In order to reduce Italy’s sovereign debt, the ECB imposed Mario Monti at the helm of a “technical” government to implement necessary reforms and cuts to avoid the country’s (and the Euro’s) bankruptcy.

Mario Monti, 68, a Yale University graduate, was an adviser to Goldman Sachs and a European commissioner. Currently, he is the president of Milan’s Bocconi University.

The decision by Italian President Giorgio Napolitano to appoint him as prime minister was met with satisfaction by the ECB and the International Monetary Fund.

However, many in Italy are asking why the BCE should have such a large sway in Italian politics and wondering whether its action amounts to a surrender of national sovereignty.

A month ago, economist Maurizio d’Orlando note in AsiaNews that the Italian crisis was manufactured (see Maurizio d’Orlando, “Moody’s, instability and the world’s single currency,” AsiaNews, 7 October 2011) in order to mess up the world, and “force a single central bank upon the world’s nations, controlled by same world financial interests who monopolise the derivatives market,” i.e. “the same people” who are “responsible for the recent derivatives bubble.”

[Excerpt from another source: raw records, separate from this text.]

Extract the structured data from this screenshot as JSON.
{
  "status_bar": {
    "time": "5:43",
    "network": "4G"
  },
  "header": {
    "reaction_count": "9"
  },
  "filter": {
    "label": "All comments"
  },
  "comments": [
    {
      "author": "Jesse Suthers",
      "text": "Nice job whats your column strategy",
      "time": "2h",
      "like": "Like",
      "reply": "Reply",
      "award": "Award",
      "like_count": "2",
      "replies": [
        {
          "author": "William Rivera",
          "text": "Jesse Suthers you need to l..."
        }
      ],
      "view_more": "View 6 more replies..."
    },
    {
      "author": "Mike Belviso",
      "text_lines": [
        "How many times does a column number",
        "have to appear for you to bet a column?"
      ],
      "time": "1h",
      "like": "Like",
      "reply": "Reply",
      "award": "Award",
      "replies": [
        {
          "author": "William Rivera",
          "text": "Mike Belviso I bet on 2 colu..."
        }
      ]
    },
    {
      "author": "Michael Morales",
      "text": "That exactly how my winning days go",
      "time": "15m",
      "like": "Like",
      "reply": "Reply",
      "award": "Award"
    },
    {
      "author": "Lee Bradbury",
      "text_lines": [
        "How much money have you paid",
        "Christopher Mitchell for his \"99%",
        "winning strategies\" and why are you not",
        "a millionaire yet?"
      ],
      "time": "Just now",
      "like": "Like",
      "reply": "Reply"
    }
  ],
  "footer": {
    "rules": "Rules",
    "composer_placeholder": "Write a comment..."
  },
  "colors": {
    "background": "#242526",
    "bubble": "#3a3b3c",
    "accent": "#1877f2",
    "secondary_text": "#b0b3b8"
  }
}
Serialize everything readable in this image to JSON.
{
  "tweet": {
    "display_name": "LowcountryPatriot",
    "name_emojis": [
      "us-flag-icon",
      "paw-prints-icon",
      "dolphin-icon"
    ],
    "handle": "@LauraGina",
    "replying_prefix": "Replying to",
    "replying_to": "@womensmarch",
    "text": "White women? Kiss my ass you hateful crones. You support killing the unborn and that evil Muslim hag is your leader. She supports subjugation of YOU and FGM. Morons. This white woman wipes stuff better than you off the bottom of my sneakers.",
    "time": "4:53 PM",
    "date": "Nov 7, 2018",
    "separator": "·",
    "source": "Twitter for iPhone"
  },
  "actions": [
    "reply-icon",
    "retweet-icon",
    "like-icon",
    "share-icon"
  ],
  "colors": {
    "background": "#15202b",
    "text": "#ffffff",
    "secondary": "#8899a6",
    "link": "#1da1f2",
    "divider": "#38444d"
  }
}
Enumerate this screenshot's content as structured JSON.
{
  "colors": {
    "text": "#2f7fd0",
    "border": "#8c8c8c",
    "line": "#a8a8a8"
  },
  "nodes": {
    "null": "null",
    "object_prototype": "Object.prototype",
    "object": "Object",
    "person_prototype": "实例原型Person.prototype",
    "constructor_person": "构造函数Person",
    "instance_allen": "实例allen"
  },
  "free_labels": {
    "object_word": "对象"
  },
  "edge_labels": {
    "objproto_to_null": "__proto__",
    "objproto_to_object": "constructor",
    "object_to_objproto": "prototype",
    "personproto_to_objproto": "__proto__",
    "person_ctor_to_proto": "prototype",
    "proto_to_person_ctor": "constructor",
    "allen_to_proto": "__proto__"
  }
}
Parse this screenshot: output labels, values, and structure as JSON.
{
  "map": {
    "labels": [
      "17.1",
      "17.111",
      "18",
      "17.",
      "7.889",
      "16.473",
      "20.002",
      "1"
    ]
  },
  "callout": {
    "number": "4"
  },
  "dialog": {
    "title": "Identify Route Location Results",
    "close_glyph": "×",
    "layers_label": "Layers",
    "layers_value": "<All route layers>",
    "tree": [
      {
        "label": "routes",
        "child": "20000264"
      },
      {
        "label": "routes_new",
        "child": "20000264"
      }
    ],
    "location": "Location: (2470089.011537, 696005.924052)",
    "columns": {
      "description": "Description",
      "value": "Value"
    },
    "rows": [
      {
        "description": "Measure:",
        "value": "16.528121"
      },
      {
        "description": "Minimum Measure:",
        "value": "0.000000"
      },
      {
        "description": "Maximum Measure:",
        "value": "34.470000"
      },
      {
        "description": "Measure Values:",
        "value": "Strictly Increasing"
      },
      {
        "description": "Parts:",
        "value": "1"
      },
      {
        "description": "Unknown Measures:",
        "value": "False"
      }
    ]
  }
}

Other agree. Writing in Corrispondenza romana, Prof Roberto de Mattei, said, “The undeclared goal of the ECB is the liquidation of nation-states. Presented as an economic necessity, the European Union is a clear ideological choice. It does not entail the birth of a strong European state, but rather a polycentric and chaos-ridden non-state, with many decision-making centres with complex and contradictory tasks. We are confronted with a shift of power not towards a single institution but towards a plurality of international institutions, whose jurisdictions are voluntarily unclear. This situation is characterised by a great confusion and latent or manifest tendency towards a conflict of powers. [. . .] with such a lack of sovereignty,” the situation “would lead to a supreme world authority. In a speech given in New York on 26 April 2010 to the Council of Foreign Relations, former ECB president Trichet explicitly mentioned the need and urgency for a super world government that sets the economic and financial rules to face the gloomy prospect of economic depression.”